The coaching staff’s first order of business in the preseason was having the team draft their own mission statement.
“In our very first meeting, we had them rewrite the team mission statement,” Friesen said. “The only way the mission statement means anything is if you know it and live it out. Within the day, they rewrote it and memorized it.”
They then focused on goal-setting, and the process of carrying out those goals. In addition, Favero has done several sports psychology exercises to build communication, trust, confidence in one another and mental toughness throughout the season.
The results have been incredible. SDSU has compiled a 17-1-1 record – seven wins better than last year’s final mark, and boasts a No. 6 ranking in the NSCAA Division I Top 25. SDSU’s only loss of the season was to defending NCAA champion Stanford, which is presently ranked No. 1 in the nation. The Aztecs are riding an 11-game unbeaten streak into the MW Championship semifinals against UNLV on Friday.
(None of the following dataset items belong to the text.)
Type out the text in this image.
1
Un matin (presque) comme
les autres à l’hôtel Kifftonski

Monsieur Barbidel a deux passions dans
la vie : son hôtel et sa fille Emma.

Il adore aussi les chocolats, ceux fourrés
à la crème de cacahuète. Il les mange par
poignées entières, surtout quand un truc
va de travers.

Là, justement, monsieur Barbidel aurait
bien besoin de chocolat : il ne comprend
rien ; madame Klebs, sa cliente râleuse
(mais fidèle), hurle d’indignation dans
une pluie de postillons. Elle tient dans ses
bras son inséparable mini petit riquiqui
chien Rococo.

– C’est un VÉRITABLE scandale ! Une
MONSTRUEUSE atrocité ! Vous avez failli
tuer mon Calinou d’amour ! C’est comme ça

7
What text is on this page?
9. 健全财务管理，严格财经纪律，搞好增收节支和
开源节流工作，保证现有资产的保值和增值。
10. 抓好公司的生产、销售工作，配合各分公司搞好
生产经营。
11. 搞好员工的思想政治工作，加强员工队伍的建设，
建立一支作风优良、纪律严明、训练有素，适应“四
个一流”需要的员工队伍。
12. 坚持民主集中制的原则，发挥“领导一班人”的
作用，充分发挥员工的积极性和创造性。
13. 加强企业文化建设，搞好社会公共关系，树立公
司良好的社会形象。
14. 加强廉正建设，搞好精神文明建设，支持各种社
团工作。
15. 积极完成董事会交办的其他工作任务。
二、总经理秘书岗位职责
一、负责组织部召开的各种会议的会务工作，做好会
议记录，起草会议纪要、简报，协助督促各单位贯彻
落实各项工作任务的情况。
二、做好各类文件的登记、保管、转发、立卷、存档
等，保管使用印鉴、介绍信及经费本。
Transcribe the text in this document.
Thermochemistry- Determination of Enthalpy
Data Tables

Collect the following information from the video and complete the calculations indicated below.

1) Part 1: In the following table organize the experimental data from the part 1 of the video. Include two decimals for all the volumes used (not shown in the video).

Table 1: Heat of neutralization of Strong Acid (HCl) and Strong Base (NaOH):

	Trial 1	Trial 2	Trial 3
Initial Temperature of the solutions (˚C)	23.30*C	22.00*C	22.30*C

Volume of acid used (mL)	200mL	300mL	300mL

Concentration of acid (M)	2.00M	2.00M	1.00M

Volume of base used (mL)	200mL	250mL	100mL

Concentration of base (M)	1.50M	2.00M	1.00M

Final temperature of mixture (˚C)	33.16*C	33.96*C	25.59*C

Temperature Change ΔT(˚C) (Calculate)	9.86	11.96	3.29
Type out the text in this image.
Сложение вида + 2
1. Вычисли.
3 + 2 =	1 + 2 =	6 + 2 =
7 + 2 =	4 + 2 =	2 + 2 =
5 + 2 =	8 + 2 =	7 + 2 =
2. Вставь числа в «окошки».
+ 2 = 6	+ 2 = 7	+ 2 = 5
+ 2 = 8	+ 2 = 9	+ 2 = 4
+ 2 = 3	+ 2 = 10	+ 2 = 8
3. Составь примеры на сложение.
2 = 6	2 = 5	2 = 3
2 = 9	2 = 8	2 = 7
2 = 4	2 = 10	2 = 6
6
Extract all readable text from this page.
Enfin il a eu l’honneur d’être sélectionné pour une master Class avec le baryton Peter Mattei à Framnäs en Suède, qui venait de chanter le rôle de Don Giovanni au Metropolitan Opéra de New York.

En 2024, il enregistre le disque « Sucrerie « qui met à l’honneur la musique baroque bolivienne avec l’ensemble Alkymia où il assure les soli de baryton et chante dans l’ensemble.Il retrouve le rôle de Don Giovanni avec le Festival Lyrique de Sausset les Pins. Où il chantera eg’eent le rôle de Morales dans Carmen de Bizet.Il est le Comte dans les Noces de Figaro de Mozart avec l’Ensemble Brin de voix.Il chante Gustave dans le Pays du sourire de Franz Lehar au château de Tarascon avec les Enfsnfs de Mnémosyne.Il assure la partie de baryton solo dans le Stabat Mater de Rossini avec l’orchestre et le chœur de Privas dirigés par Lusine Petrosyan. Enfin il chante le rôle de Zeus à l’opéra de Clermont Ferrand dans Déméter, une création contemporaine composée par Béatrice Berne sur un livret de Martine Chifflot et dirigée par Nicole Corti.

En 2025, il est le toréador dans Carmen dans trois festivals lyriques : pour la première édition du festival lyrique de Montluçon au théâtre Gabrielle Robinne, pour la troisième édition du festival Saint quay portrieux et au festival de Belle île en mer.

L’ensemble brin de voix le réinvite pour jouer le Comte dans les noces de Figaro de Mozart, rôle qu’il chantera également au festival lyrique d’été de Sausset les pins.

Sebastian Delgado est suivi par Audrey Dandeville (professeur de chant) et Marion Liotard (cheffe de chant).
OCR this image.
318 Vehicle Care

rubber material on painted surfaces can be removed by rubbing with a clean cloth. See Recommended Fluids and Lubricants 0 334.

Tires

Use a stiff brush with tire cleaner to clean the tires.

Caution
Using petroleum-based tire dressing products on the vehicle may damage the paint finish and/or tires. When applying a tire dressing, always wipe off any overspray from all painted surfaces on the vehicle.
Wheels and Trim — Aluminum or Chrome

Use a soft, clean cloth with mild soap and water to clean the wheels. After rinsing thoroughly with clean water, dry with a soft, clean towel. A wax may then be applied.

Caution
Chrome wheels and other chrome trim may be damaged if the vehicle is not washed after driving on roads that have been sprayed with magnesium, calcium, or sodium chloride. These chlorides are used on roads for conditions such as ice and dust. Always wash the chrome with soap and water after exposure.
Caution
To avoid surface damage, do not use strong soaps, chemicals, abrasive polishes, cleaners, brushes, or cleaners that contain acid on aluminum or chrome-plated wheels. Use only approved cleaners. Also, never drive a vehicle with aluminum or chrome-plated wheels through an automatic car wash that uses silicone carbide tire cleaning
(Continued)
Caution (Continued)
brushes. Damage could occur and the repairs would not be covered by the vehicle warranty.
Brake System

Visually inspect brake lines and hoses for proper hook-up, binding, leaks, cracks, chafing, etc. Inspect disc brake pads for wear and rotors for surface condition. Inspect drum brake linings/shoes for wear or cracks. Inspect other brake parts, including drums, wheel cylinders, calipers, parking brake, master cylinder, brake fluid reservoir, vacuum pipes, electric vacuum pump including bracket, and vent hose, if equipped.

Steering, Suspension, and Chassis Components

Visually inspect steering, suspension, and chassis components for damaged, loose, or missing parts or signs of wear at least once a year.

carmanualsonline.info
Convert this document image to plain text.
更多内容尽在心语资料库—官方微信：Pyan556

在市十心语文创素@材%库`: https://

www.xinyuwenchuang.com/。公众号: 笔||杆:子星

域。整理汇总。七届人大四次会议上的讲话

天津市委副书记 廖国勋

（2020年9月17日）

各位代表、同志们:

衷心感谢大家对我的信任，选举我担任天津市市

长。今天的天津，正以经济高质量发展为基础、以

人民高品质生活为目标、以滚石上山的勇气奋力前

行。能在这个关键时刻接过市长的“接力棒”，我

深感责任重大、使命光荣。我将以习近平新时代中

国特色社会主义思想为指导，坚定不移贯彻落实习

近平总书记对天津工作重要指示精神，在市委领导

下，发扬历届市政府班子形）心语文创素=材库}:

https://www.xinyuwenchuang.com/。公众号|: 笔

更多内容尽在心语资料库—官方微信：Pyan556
“This team has just exploded because they were primed to receive this kind of information,” Favero said. “To their credit, it has resonated inside of them as individuals and as a group. They are much more confident and mentally tough. They have run with it and not only listened to the information, but applied it.”
“The great part with Juan-Pa is that he has been able to push us into that mindset we have now,” Friese said. “I think this team was really ready for that, but it has been phenomenal to see that happen.”
While the team as a whole has flourished in the mental toughness area, Friesen has also seen individuals markedly improve since last season.
Senior forward Megan Jurado scored just three goals in her first three seasons at SDSU, but this year, she has turned into one of the nation’s leading scorers. She enters the weekend with 13 goals and eight assists for 34 points, and ranks third in the nation with seven game-winning goals and recently garnered MW Player of the Year.
“[Jurado] has always been very dangerous, was always around the goal and had some assists, but never really had the reward of goals going in like they are this year,” Friesen said. “She’s gained confidence in herself as a person and a soccer player. From a mental standpoint, I think she has really benefitted from the sports psych stuff and from things that went her way early. In our first game [against SMU], she scored the winning goal in overtime. That set the stage for her to grow in that role.”
“[The sports psychology exercises] have really helped our communication and how we work together,” Jurado said. “I think it has brought us together as a team and really helped us. Having confidence in my teammates gives me confidence in taking those risks [taking shots].”
In goal, Friesen has also seen a difference in redshirt sophomore Rachel Boaz’ concentration level, which has translated into fewer opponent goals.
“This year, I think she’s done a great job of being engaged the whole time,” Friesen said. “From a mental standpoint, she’s just added another piece to the puzzle, gaining more maturity and better focus for longer stretches of time.”
Even the weekend SDSU lost to Stanford (1-0) and tied Santa Clara (1-1 2OT) at the Santa Clara Tournament, Friesen noticed that his team was not satisfied at the result against two solid opponents.
“They were mad,” Friesen said. “They walked out upset.”
Since that weekend, the Aztecs have won 10 consecutive contests.
“Their belief in themselves has really grown during that time,” Friesen said. “We’re ready to make a run in the NCAA tournament.”
SDSU hosts the Mountain West Conference Championship on Nov. 2 and 4 at the SDSU Sports Deck. The Aztecs are 10-0-0 on their home field, and have posted eight shutouts in those 10 contests, while allowing just three goals. SDSU ranks 11th in the nation with a .567 goals against average. Of the 11 goals the Aztecs have allowed this season, just one has been in the second half or in overtime.